Canada plans to ban harmful single-use plastics and hold companies responsible for plastic waste
In Canada, Prime Minister Justin Trudeau has announced that the Government of Canada is taking additional steps to reduce Canada’s plastic waste, support innovation, and promote the use of affordable and safe alternatives. This includes a possible ban on "harmful" single-use plastics as early as 2021 under the Canadian Environmental Protection Act.
Plastic pollution is a global challenge that requires immediate action. With the longest coastline in the world and one-quarter of the world’s freshwater, Canada has a unique responsibility – and opportunity – to lead in reducing plastic pollution.
From launching the Ocean Plastics Charter at the 2018 G7 Summit to investing in new Canadian technologies that turn plastic waste into valuable resources. However, less than 10 percent of the plastic used in Canada gets recycled. Without a change in course, Canadians will throw away an estimated CA$11 billion worth of plastic materials each year by 2030.

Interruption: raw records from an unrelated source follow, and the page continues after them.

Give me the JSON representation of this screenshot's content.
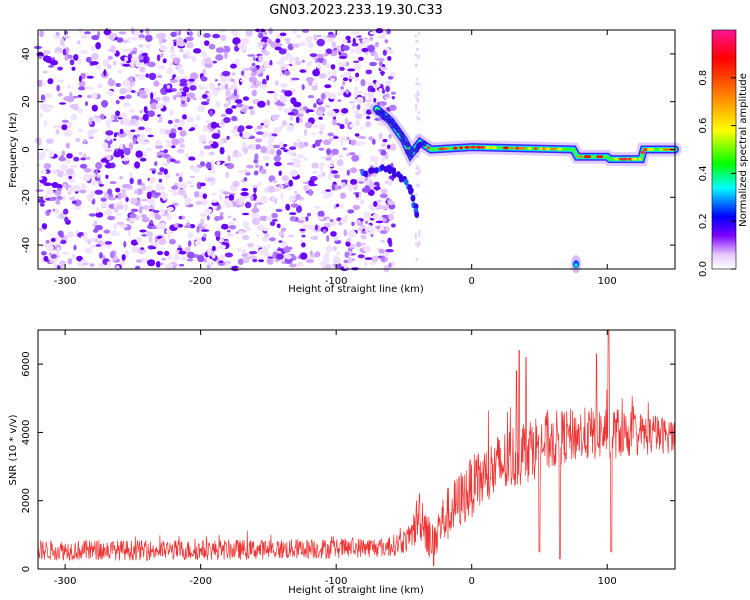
{
  "title": "GN03.2023.233.19.30.C33",
  "chart_data": [
    {
      "type": "heatmap",
      "xlabel": "Height of straight line (km)",
      "ylabel": "Frequency (Hz)",
      "xlim": [
        -320,
        150
      ],
      "ylim": [
        -50,
        50
      ],
      "xticks": [
        -300,
        -200,
        -100,
        0,
        100
      ],
      "yticks": [
        -40,
        -20,
        0,
        20,
        40
      ],
      "colorbar": {
        "label": "Normalized spectral amplitude",
        "range": [
          0.0,
          1.0
        ],
        "ticks": [
          0.0,
          0.2,
          0.4,
          0.6,
          0.8
        ]
      },
      "features": {
        "noise_region_x": [
          -320,
          -65
        ],
        "carrier_track": [
          {
            "x": -70,
            "y": 17
          },
          {
            "x": -60,
            "y": 12
          },
          {
            "x": -50,
            "y": 4
          },
          {
            "x": -45,
            "y": -2
          },
          {
            "x": -38,
            "y": 3
          },
          {
            "x": -30,
            "y": 0
          },
          {
            "x": 0,
            "y": 1
          },
          {
            "x": 75,
            "y": 0
          },
          {
            "x": 78,
            "y": -3
          },
          {
            "x": 100,
            "y": -3
          },
          {
            "x": 102,
            "y": -4
          },
          {
            "x": 125,
            "y": -4
          },
          {
            "x": 127,
            "y": 0
          },
          {
            "x": 150,
            "y": 0
          }
        ],
        "secondary_track": [
          {
            "x": -80,
            "y": -10
          },
          {
            "x": -60,
            "y": -8
          },
          {
            "x": -45,
            "y": -15
          },
          {
            "x": -40,
            "y": -28
          }
        ],
        "blip": {
          "x": 77,
          "y": -48
        }
      }
    },
    {
      "type": "line",
      "xlabel": "Height of straight line (km)",
      "ylabel": "SNR (10 * v/v)",
      "xlim": [
        -320,
        150
      ],
      "ylim": [
        0,
        7000
      ],
      "xticks": [
        -300,
        -200,
        -100,
        0,
        100
      ],
      "yticks": [
        0,
        2000,
        4000,
        6000
      ],
      "series": [
        {
          "color": "#ee3333",
          "envelope": [
            {
              "x": -320,
              "mean": 550,
              "spread": 300
            },
            {
              "x": -200,
              "mean": 550,
              "spread": 300
            },
            {
              "x": -100,
              "mean": 600,
              "spread": 300
            },
            {
              "x": -60,
              "mean": 650,
              "spread": 300
            },
            {
              "x": -45,
              "mean": 900,
              "spread": 400
            },
            {
              "x": -38,
              "mean": 1700,
              "spread": 900
            },
            {
              "x": -30,
              "mean": 800,
              "spread": 600
            },
            {
              "x": -20,
              "mean": 1500,
              "spread": 800
            },
            {
              "x": 0,
              "mean": 2400,
              "spread": 900
            },
            {
              "x": 20,
              "mean": 3000,
              "spread": 1000
            },
            {
              "x": 40,
              "mean": 3500,
              "spread": 1000
            },
            {
              "x": 70,
              "mean": 3900,
              "spread": 800
            },
            {
              "x": 100,
              "mean": 4000,
              "spread": 800
            },
            {
              "x": 150,
              "mean": 3900,
              "spread": 500
            }
          ],
          "peaks": [
            {
              "x": 35,
              "y": 6400
            },
            {
              "x": 40,
              "y": 6200
            },
            {
              "x": 92,
              "y": 6300
            },
            {
              "x": 101,
              "y": 7000
            },
            {
              "x": 33,
              "y": 5800
            }
          ],
          "dips": [
            {
              "x": 50,
              "y": 500
            },
            {
              "x": 65,
              "y": 300
            },
            {
              "x": 103,
              "y": 500
            },
            {
              "x": -28,
              "y": 100
            }
          ]
        }
      ]
    }
  ]
}
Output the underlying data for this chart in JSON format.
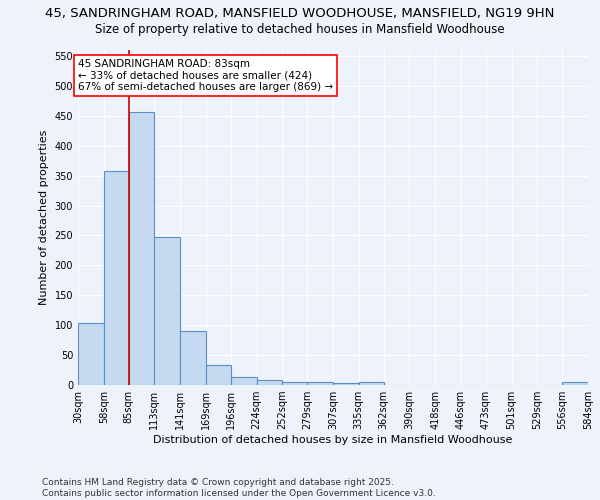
{
  "title": "45, SANDRINGHAM ROAD, MANSFIELD WOODHOUSE, MANSFIELD, NG19 9HN",
  "subtitle": "Size of property relative to detached houses in Mansfield Woodhouse",
  "xlabel": "Distribution of detached houses by size in Mansfield Woodhouse",
  "ylabel": "Number of detached properties",
  "footer_line1": "Contains HM Land Registry data © Crown copyright and database right 2025.",
  "footer_line2": "Contains public sector information licensed under the Open Government Licence v3.0.",
  "bar_edges": [
    30,
    58,
    85,
    113,
    141,
    169,
    196,
    224,
    252,
    279,
    307,
    335,
    362,
    390,
    418,
    446,
    473,
    501,
    529,
    556,
    584
  ],
  "bar_heights": [
    103,
    357,
    456,
    247,
    90,
    34,
    14,
    9,
    5,
    5,
    4,
    5,
    0,
    0,
    0,
    0,
    0,
    0,
    0,
    5
  ],
  "bar_color": "#c5d9f1",
  "bar_edge_color": "#5b8ec4",
  "bar_linewidth": 0.8,
  "vline_x": 85,
  "vline_color": "#cc0000",
  "annotation_text": "45 SANDRINGHAM ROAD: 83sqm\n← 33% of detached houses are smaller (424)\n67% of semi-detached houses are larger (869) →",
  "ylim": [
    0,
    560
  ],
  "yticks": [
    0,
    50,
    100,
    150,
    200,
    250,
    300,
    350,
    400,
    450,
    500,
    550
  ],
  "bg_color": "#eef3fb",
  "plot_bg_color": "#eef3fb",
  "grid_color": "white",
  "title_fontsize": 9.5,
  "subtitle_fontsize": 8.5,
  "label_fontsize": 8,
  "tick_fontsize": 7,
  "footer_fontsize": 6.5,
  "ann_fontsize": 7.5
}
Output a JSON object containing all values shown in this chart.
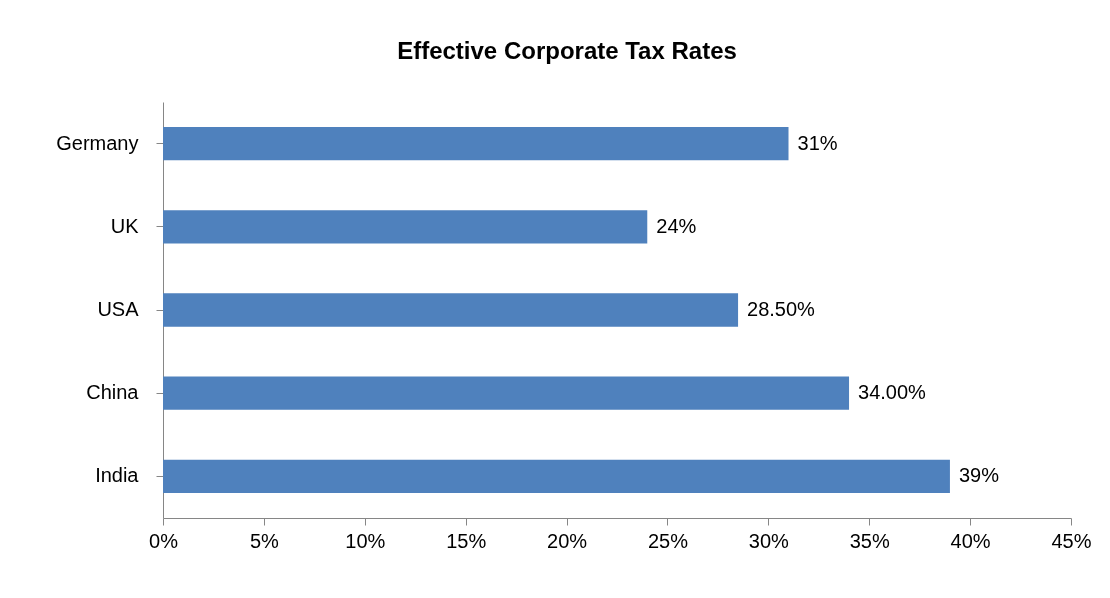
{
  "chart_data": {
    "type": "bar",
    "orientation": "horizontal",
    "title": "Effective Corporate Tax Rates",
    "categories": [
      "Germany",
      "UK",
      "USA",
      "China",
      "India"
    ],
    "values": [
      31,
      24,
      28.5,
      34,
      39
    ],
    "value_labels": [
      "31%",
      "24%",
      "28.50%",
      "34.00%",
      "39%"
    ],
    "color": "#4f81bd",
    "xlim": [
      0,
      45
    ],
    "xticks": [
      {
        "value": 0,
        "label": "0%"
      },
      {
        "value": 5,
        "label": "5%"
      },
      {
        "value": 10,
        "label": "10%"
      },
      {
        "value": 15,
        "label": "15%"
      },
      {
        "value": 20,
        "label": "20%"
      },
      {
        "value": 25,
        "label": "25%"
      },
      {
        "value": 30,
        "label": "30%"
      },
      {
        "value": 35,
        "label": "35%"
      },
      {
        "value": 40,
        "label": "40%"
      },
      {
        "value": 45,
        "label": "45%"
      }
    ],
    "grid": false
  }
}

Speaking at Mont-Saint-Hilaire, Quebec on June 10, 2019, Prime Minister Justin Trudeau announced that the Government of Canada is taking additional steps to reduce Canada’s plastic waste, support innovation, and promote the use of affordable and safe alternatives.
Canadians know first-hand the impacts of plastic pollution and are tired of seeing their beaches, parks, streets, and shorelines littered with plastic waste. We have a responsibility to work with our partners to reduce plastic pollution, protect the environment, and create jobs and grow our economy. We owe it to our kids to keep the environment clean and safe for generations to come said Prime Minister Trudeau.

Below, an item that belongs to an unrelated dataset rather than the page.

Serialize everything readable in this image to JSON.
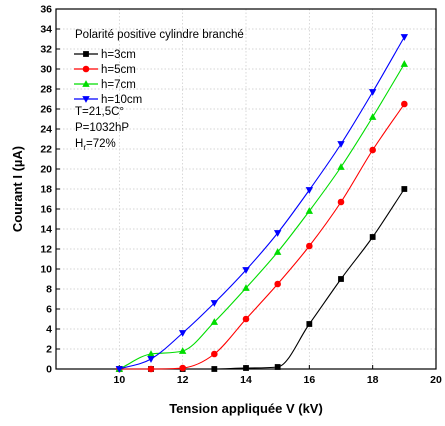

Working with governments and businesses across Canada, the Government of Canada will:
- ban harmful single-use plastics as early as 2021 (such as plastic bags, straws, cutlery, plates, and stir sticks) where “supported by scientific evidence and warranted”, and take other steps to reduce pollution from plastic products and packaging
- work with provinces and territories to introduce standards and targets for companies that manufacture plastic products or sell items with plastic packaging so they become responsible for their plastic waste.
These measures will be grounded in scientific evidence and will align, where appropriate, with similar actions being taken in the European Union (EU) and other countries. They will also support the Canadian Council of Ministers of the Environment’s development of an action plan to implement the Canada-wide Strategy on Zero Plastic Waste.

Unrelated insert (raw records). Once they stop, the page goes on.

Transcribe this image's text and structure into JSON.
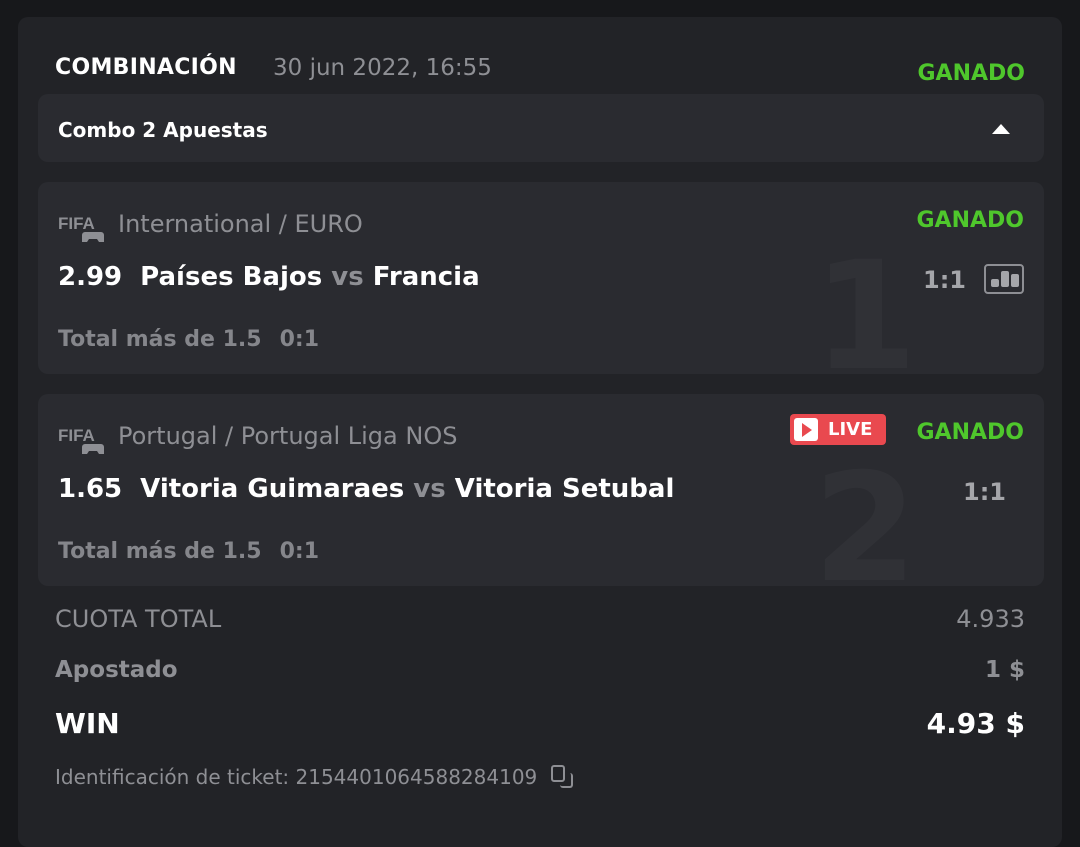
{
  "header": {
    "title": "COMBINACIÓN",
    "date": "30 jun 2022, 16:55",
    "status": "GANADO"
  },
  "combo": {
    "label": "Combo 2 Apuestas",
    "toggle_icon": "caret-up-icon"
  },
  "colors": {
    "win": "#4fc72c",
    "live": "#e9494f"
  },
  "matches": [
    {
      "index": "1",
      "sport_icon": "fifa-icon",
      "league": "International / EURO",
      "odds": "2.99",
      "home": "Países Bajos",
      "vs": "vs",
      "away": "Francia",
      "status": "GANADO",
      "score": "1:1",
      "market": "Total más de 1.5",
      "market_score": "0:1",
      "live": false,
      "stats_icon": "bar-chart-icon"
    },
    {
      "index": "2",
      "sport_icon": "fifa-icon",
      "league": "Portugal / Portugal Liga NOS",
      "odds": "1.65",
      "home": "Vitoria Guimaraes",
      "vs": "vs",
      "away": "Vitoria Setubal",
      "status": "GANADO",
      "score": "1:1",
      "market": "Total más de 1.5",
      "market_score": "0:1",
      "live": true,
      "live_label": "LIVE"
    }
  ],
  "summary": {
    "total_odds_label": "CUOTA TOTAL",
    "total_odds": "4.933",
    "stake_label": "Apostado",
    "stake": "1 $",
    "win_label": "WIN",
    "win": "4.93 $",
    "ticket_label": "Identificación de ticket: 215440106458828410​9"
  }
}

We’ve all seen the disturbing images of fish, sea turtles, whales, and other wildlife being injured or dying because of plastic garbage in our oceans. Canadians expect us to act. That’s why our government intends to ban harmful single-use plastic products where science warrants it, and why we’re working with partners across Canada and around the world to reduce plastic pollution. Taking these steps will help create tens of thousands of middle-class jobs and make our economy even stronger—while protecting fish, whales, and other wildlife, and preserving the places we love, said Catherine McKenna, Minister of Environment and Climate Change.